Brasserie Lipp.
"There were few people in the brasserie when I sat down on the bench against the wall with the mirror in back and a table in front. The waiter asked if I wanted beer. I asked for a distingue, the big glass mug that held a liter, and for potato salad. The beer was very cold and wonderful to drink. The pommes a l'huile were firm and marinated and the olive oil delicious. I ground black pepper over the potatoes and moistened the bread in the olive oil. After the first heavy draft of beer, I drank and ate very slowly. When the pommes a l'huile were gone I ordered another serving and a cervelas. This was a sausage like a heavy frankfurter split in two and covered with a special mustard sauce."
Ernest Hemingway. A MOVEABLE FEAST.
A visitor asked me recently if Brasserie Lipp still served the meal Hemingway so enjoyed. The short answer is "They don't", at least not in a form he would recognise. The cervelas he knew, a speciality of Swiss cuisine, resembled a fat hot dog but, instead of being filled predominantly with pork, contained a large proportion of beef brains, while its distinctive red skin was sourced from the intestines of zebu cattle from Brazil. It could be served cold, but most people preferred it boiled.

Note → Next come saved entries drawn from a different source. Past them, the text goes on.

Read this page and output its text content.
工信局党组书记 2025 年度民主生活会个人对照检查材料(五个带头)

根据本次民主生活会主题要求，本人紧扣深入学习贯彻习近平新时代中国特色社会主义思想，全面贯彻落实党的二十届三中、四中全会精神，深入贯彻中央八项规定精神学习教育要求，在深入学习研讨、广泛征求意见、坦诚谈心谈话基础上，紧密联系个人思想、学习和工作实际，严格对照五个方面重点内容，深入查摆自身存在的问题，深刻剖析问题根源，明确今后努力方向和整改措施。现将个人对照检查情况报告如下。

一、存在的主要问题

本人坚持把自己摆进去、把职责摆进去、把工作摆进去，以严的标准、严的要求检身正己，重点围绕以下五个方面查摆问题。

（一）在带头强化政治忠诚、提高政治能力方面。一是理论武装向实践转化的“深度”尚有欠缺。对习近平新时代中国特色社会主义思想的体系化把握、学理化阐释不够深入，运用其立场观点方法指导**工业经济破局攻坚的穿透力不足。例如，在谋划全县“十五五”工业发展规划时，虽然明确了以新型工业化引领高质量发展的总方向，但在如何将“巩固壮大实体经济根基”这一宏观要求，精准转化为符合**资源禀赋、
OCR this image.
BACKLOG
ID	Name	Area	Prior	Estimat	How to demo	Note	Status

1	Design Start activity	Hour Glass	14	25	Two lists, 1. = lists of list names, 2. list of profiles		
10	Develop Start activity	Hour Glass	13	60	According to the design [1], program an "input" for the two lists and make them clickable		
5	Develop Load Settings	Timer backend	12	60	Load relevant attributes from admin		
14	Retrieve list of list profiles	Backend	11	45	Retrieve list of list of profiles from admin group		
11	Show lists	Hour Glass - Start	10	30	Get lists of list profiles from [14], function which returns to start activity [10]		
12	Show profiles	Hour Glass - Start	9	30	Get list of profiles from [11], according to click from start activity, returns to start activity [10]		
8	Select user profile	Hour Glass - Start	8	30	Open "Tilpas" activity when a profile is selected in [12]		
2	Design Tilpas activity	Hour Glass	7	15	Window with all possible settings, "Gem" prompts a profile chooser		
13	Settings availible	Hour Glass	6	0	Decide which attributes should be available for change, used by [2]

By the time I heard of the cervelas, its name had been corrupted into "saveloy" and its filling into the catalogue of mystery meats peculiar to that shady end of the culinary spectrum; as the received wisdom suggests, laws and sausages are two things into the manufacture of which one should never enquire. And the skins….well, I can't remember the last time I even saw a zebu, Brazilian or otherwise.
Zebu.
The first time I ordered the dish at Lipp, almost twenty years ago, they served me a single bratwurst, split, face down on a plate, with a bowl of potato salad on the side. The German sausage was approximately the same size as a cervelas, but more meaty, and - of special interest to the bean-counters - best served grilled: no need to keep a pot of them simmering on the back burner, particularly since only tourists ordered the dish.
As for its accompaniment, the potatoes Hemingway described would have been prepared as Jean Renoir described in his classic The Rules of the Game. When someone jeers at the nouveau riche host of the house party, the chef replies "So he may be, but he chewed me out recently over a potato salad. You know - or maybe you don't - that for it to be any good, you pour white wine over the potatoes when they're boiling hot. But Celestin was afraid of getting burned. Well, the boss sensed right off he hadn't done it. Say what you like, but that's what I call a real gentleman."
One can't see a modern chef de cuisine taking the trouble to marinate the potatoes in white wine. With restaurants feeling the pinch of high rents and a shortage of trained staff, time is of the essence. Dishes with frozen or freeze-dried ingredients trump anything that requires cooking to order, while boil-in-a-bag servings take care of everything else.
It needed some searching to even discover whether Lipp still served the dish. It's there, but only just. No longer among the plats, they've exiled it to the appetizers as Cervelas remoulade: a cold sliced saveloy in vinaigrette. No "special mustard sauce". And no potatoes - ironic, since Hemingway regarded them as the main dish, and the sausage as something extra. Anyway, Cervelas remoulade will cost you Euros 9.90, plus service and tax; enough to live on for a week in your day, Ernie. But the beer is still good. And you’d probably need it.
Cervelas Remoulade.
HEMINGWAY'S FAVOURITE LUNCH
I'm with you on hot dogs, Helen. They are an answer to the query posed by the Shadow: "Who knows what evil lurks in the hearts of men?" / For the potatoes Hemingway enjoyed, I steam rather than boil them. A waxy variety like red Rosenval is best. Pour over them only enough white wine to moisten: you don't want them to steep. Once cool, they only need oil, some slices of onion, pepper and salt.
I contemplated this momentarily - but only momentarily.